Mise sous observation pour trois (3) mois par le MATD après l’évaluation des partis politiques, l’UFDG a tenu son assemblée générale hebdomadaire ce samedi 9 novembre 2024 à son siege sis à la minière.
Dans son intervention le vice-président chargé des affaire économiques et de développement du parti, Kalémoudou Yansané soutien qu’il y a pression quelque part au niveau du parti.
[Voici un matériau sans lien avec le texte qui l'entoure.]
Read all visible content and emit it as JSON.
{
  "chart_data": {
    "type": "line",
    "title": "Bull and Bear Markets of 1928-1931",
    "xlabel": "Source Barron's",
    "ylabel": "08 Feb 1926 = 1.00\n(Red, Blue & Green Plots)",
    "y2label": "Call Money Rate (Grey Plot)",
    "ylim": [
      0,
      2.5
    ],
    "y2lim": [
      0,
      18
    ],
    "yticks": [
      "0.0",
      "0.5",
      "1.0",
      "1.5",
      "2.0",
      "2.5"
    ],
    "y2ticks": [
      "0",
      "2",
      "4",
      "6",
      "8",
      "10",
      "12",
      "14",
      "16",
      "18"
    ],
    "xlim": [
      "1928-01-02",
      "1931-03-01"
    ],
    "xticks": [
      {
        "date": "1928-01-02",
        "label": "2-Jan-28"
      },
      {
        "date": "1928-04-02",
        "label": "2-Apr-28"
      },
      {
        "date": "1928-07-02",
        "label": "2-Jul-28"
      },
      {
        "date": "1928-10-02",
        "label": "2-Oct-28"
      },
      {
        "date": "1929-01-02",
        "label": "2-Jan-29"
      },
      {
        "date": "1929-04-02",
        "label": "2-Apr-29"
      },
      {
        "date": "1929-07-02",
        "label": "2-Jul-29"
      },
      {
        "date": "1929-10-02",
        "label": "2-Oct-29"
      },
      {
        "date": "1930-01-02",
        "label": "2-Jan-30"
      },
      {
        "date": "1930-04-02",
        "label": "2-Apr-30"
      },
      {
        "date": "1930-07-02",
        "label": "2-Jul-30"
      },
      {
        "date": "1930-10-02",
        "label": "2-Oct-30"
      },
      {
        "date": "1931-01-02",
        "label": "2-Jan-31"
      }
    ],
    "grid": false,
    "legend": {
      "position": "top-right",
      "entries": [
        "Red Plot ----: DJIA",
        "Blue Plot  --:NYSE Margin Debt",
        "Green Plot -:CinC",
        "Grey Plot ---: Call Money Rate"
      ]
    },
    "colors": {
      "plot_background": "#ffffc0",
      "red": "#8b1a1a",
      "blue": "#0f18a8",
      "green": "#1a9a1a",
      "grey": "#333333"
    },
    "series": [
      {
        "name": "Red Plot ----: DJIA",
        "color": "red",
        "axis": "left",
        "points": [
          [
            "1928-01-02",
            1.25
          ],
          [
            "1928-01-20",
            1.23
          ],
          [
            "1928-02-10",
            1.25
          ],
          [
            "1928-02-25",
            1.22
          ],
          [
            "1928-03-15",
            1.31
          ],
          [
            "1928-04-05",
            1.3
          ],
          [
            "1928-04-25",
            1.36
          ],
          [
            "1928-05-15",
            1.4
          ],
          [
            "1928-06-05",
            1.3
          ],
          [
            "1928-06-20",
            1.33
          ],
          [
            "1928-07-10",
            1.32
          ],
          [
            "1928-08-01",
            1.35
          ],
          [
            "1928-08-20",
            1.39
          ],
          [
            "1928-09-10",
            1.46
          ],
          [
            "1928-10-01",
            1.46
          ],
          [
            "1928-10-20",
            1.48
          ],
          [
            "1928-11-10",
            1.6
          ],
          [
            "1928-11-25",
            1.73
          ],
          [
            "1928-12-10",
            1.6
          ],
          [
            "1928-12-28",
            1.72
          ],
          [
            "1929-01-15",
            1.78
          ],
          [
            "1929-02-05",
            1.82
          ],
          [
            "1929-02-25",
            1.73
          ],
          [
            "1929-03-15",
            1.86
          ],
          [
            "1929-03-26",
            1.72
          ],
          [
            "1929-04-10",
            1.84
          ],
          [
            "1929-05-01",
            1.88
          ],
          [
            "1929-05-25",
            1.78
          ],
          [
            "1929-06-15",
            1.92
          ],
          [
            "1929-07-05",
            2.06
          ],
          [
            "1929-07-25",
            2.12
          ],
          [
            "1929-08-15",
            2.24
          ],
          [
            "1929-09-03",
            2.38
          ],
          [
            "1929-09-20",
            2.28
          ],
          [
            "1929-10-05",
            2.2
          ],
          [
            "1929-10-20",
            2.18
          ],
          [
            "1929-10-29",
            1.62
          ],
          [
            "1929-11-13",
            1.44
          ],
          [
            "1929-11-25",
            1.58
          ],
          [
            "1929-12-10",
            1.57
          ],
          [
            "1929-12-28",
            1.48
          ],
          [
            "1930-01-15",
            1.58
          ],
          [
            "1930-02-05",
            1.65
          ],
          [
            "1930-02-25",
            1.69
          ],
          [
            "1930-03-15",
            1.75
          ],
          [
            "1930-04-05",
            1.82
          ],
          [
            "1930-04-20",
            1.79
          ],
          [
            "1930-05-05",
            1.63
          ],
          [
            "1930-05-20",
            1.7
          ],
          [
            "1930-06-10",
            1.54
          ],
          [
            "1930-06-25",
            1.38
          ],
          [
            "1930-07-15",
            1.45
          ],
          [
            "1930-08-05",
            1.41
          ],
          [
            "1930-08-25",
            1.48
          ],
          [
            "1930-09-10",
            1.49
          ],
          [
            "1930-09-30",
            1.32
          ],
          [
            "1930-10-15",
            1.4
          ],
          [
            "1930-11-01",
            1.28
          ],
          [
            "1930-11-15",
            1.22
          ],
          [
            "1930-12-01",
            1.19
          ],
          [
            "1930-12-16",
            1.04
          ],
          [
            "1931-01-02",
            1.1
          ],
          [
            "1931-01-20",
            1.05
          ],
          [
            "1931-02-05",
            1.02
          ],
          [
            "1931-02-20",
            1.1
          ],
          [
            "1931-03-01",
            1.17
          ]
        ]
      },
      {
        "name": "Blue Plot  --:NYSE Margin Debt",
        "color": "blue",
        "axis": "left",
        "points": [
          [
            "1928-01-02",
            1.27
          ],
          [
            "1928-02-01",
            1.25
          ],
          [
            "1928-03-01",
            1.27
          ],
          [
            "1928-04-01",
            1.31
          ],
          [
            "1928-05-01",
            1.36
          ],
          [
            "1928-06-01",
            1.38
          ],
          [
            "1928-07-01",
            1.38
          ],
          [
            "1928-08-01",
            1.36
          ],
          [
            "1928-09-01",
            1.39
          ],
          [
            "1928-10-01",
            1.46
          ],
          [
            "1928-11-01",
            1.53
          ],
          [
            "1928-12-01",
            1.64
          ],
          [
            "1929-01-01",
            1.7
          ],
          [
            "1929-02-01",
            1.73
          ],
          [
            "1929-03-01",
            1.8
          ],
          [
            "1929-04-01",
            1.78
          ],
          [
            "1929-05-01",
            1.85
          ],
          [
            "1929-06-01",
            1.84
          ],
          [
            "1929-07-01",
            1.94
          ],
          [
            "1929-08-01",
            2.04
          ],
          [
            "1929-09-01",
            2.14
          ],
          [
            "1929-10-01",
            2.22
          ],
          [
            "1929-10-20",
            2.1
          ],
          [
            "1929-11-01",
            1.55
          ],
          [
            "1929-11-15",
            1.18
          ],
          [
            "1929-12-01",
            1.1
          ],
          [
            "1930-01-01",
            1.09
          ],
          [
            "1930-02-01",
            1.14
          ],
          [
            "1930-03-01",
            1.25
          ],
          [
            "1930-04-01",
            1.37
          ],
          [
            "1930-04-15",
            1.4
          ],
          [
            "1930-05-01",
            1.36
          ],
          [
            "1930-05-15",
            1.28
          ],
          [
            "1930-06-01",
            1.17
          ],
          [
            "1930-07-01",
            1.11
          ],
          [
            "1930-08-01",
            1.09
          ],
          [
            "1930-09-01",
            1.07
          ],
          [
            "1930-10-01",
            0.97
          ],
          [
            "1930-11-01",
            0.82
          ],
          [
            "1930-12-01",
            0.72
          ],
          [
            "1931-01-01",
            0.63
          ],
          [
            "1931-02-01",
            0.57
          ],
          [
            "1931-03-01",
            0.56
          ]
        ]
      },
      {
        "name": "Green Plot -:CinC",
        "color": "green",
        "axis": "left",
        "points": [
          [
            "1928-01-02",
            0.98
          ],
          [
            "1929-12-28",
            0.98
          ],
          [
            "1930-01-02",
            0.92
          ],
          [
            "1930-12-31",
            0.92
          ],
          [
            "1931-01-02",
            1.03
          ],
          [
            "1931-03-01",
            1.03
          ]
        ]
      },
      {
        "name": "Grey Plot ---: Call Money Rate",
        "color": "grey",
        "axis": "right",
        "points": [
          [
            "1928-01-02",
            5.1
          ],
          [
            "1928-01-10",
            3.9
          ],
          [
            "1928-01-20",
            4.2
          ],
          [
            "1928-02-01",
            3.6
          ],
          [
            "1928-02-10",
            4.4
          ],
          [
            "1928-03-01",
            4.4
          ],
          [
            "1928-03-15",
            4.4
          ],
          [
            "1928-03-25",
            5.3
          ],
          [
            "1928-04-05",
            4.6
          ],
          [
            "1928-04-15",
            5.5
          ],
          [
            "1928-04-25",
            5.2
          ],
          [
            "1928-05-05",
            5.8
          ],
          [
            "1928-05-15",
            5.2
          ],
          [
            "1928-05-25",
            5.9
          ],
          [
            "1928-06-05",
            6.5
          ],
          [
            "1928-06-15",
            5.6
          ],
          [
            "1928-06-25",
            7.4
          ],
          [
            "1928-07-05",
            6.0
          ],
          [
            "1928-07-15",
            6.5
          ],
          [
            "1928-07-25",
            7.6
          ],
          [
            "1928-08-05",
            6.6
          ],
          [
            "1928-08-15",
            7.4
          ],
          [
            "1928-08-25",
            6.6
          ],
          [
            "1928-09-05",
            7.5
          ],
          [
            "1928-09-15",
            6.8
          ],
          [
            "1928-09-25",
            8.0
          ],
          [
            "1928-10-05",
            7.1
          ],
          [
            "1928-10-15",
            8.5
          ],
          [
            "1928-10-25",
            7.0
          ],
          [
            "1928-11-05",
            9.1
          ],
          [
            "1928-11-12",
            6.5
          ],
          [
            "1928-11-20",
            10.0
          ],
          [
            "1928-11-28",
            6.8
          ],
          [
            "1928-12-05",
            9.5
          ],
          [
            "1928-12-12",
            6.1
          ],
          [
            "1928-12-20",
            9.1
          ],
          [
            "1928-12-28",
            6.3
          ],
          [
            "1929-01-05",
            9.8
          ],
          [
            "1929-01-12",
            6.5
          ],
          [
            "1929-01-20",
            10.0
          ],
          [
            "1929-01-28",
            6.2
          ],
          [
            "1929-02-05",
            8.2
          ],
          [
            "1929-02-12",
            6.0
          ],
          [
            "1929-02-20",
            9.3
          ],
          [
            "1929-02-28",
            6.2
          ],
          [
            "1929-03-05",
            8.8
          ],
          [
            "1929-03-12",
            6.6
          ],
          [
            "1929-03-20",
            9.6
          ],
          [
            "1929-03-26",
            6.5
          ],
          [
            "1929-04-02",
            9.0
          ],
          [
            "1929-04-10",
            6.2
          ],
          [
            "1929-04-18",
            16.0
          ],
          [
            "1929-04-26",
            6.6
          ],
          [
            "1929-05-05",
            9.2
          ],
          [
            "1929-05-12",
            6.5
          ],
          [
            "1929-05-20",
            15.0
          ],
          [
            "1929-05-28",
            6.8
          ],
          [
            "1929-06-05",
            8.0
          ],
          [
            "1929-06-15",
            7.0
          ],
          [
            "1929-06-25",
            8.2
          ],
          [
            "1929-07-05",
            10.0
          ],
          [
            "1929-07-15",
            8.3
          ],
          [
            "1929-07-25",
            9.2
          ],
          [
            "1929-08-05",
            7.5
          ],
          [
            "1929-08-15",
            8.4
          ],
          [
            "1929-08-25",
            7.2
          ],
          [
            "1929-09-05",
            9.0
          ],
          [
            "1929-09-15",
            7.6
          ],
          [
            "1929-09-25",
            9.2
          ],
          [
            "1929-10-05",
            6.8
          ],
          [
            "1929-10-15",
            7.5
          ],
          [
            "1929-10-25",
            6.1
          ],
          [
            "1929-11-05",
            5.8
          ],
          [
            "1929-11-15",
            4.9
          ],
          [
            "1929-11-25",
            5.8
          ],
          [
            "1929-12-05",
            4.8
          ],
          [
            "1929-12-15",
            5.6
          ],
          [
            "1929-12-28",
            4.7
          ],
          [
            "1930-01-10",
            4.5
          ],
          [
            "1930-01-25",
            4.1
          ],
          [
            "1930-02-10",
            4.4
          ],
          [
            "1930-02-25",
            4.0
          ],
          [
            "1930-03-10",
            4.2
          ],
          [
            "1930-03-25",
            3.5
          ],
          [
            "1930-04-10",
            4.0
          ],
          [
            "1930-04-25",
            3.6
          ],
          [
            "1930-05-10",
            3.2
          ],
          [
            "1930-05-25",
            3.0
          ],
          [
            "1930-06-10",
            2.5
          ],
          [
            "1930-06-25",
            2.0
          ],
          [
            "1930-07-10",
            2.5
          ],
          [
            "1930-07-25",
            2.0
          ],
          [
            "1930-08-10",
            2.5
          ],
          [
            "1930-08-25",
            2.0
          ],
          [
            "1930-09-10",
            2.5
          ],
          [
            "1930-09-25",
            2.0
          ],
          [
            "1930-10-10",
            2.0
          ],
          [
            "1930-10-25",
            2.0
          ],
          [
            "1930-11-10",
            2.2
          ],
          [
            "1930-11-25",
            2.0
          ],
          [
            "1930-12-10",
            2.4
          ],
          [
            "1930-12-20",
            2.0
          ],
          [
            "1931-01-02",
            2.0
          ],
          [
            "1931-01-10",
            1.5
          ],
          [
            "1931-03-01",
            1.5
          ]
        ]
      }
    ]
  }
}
“Nous avons été évalués. On s’est rendu compte qu’il y’a la pression au niveau de la base. Quant on dit que L’UFDG, le plus grand parti de la Guinée est sous contrôle pour trois mois; ça panique certain militants. Mais je vais vous dire que sur 211 partis régulièrement recensés, il n’y a pas un seul en Guinée qui est déclaré en règle. Ça c’est de la faute à qui ? A plusieurs niveaux. D’abord, la Guinée n’a pas la culture du contrôle systématique par le gouvernement. C’est la première fois. Donc nous légaliste, on a dit entièrement la loi, qui gère les partis politiques. Elle dit quoi par exemple? Que les partis politiques doivent tenir leur comptabilité. Le ministère dit quoi ? Que le parti politique n’a pas déposé le bilan avec les bons résultats, certifiés et contrôlés. Vous voyez la nuance. Nous ne sommes pas une organisation à but lucratif. On ne cherche pas de bénéfice. Nous voulons expliquer aux cadres qui sont au niveau de ce département, que si ce n’est que la compréhension de masse ,on comprendra. S’il y’a autre chose, on le saura également” a laissé entendre Honorable Kalémodou Yansané avant de fustiger le travail dans ce rapport final du ministère de l’administration du territoire et de la décentralisation. “Mais plus grave dans ce document, ça c’est un tirage sorti du rapport du ministère qui déclare que l’UFDG a déposé son bilan. Le dernier rapport qui est sorti, que nous avons ici; le même ministère déclare que nous n’avons pas déposé le bilan. Ensuite, dans cet autre document, il est dit que L’UFDG a donné le relevé bancaire. Et dans le rapport on dit que L’UFDG n’a pas déposé le relevé bancaire. C’est pourquoi je dit, puisque nous avons les pièces sous nos yeux, on ira pas sur le ring pour ça. On va se retrouver en intellectuel pour débattre ceci. Ensuite, on dit les mandats des dirigeants du parti n’est plus valable. C’est la même rédaction pour les 211 partis”.